Child care centres aren’t trying to substitute for parenting, they’re trying to support parents and families, said Canadian Child Care Federation president and CEO Don Giesbrecht.
“There’s nobody, even folks within our organization that provide child care, who is not going to say that the parent should be the primary caregiver of their child. That’s not even part of the argument,” he said.
IMFC wants the government to fund families either through tax credits or direct payments so they can choose their own child care options. The problem with that approach, said Giesbrecht, is that if governments don’t invest in a system, individual families will never build a system. If the government handed every parent of a child under six $400 per month, the cost would come to $10 billion per year, but $400 a month can’t buy quality day care, he said.

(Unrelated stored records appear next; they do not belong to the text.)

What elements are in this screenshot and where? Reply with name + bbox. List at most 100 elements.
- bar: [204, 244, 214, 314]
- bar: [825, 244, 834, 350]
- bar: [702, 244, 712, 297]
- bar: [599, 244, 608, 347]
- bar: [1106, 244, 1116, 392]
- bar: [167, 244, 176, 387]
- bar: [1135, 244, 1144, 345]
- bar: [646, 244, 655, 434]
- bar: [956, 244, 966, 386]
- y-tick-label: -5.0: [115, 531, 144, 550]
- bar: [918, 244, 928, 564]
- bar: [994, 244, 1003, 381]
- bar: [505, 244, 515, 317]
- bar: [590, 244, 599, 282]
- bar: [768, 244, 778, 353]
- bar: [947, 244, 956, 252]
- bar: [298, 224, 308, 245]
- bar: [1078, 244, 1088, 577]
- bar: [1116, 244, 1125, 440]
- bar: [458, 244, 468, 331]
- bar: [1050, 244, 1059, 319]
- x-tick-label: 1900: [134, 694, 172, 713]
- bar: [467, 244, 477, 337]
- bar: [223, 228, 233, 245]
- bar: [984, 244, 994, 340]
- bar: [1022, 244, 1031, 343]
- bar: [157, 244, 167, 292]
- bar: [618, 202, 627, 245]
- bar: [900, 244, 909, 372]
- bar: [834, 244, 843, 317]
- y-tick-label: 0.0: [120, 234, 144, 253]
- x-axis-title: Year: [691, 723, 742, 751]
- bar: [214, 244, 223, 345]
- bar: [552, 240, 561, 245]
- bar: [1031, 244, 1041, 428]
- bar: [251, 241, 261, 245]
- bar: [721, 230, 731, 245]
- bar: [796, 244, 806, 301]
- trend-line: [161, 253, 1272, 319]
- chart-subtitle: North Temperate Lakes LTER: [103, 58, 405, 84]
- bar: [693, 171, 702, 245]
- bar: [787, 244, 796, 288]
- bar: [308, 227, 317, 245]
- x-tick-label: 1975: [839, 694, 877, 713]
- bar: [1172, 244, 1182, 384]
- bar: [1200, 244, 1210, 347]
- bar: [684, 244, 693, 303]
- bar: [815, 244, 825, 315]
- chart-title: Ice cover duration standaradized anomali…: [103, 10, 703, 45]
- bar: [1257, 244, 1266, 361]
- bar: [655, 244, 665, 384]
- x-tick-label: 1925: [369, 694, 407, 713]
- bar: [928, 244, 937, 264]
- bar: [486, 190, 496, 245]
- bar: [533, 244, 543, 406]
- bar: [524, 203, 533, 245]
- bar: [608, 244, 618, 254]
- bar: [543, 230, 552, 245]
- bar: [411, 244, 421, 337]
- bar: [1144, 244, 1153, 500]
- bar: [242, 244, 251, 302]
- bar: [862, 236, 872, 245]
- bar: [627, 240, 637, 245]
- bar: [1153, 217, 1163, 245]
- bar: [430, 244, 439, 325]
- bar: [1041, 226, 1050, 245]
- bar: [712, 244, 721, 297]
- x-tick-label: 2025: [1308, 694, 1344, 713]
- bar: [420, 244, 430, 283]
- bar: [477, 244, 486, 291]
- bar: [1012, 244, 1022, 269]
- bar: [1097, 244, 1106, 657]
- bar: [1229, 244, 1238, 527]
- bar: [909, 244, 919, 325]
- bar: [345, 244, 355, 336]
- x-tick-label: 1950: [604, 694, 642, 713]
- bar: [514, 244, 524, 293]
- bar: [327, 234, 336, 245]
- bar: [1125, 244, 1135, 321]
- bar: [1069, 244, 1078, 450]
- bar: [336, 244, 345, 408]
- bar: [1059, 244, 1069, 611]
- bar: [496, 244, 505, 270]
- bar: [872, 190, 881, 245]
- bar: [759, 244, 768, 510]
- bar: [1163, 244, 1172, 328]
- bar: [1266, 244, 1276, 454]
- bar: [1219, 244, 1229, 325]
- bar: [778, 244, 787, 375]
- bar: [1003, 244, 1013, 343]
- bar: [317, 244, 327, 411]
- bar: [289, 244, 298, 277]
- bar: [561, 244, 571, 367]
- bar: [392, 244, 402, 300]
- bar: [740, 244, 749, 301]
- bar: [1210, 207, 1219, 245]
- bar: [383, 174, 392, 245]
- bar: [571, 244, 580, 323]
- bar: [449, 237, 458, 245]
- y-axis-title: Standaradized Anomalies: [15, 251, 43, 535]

For Ontario Catholic schools, full-day kindergarten has become an important tool to help build the Catholic system. Because the funding has been relatively equal between the public and Catholic systems, Catholic schools have had a fair opportunity to attract young parents, Kobus said.
“Once a kid is in a school system, whether it’s public or Catholic, they tend to stay there,” he said.
Also, putting young children in a Catholic environment where prayer, church-going, Christmas and Easter are part of the child’s everyday experience furthers the real goal of supporting Catholic families, Kobus said.
“It’s prior to the ages at which they would receive the sacraments, but to have that early exposure to Catholic teaching and a Catholic environment by Catholic teachers is certainly a positive,” he said.
“And my sense is that once they’re in that JK and SK program they stay in that Catholic school for the duration of their elementary schooling.”
Quality early childhood education also has an important social justice goal, said Kobus. The distinct advantages that rich and middle class families have in raising their children tends to erect permanent class barriers for poor children who historically have fared worse in the education system.
“There are options that wealthier parents would have for four- and five-year-olds that many in society would not have. The levelling out would seem to be one of the consequences and one of the benefits of having this program,” said Kobus. “We think it’s the right policy direction.”
Mrozek believes research used by the Ontario Ministry of Education to support the idea that children learn better when they have early exposure to school is biased. She cites Dr. Gordon Neufeld, A Vancouver developmental psychologist and author of Hold On To Your Kids, to argue institutional day care socializes kids badly, encouraging them to identify more with their peers than their parents.
“When we examine these things we have to be fair with parents and indicate that this step toward universal kindergarten programs or funding for institutional day care spaces is not universally beneficial for children. Nowhere in the research does it indicate that it is.”
In real life women work and want to work while families also want the best care for their children, said Giesbrecht.
“Just putting money in the pockets of families does nothing to address quality,” he said. “We still need supports for families. Parenting is not being done in isolation. You still need quality early childhood programs to support the development and growth of children, and just as importantly to support families and the incredibly challenging job called parenting.”
The study comprised online interviews with 2,200 Canadians and has a 2.2 per cent margin of error, 19 times out of 20.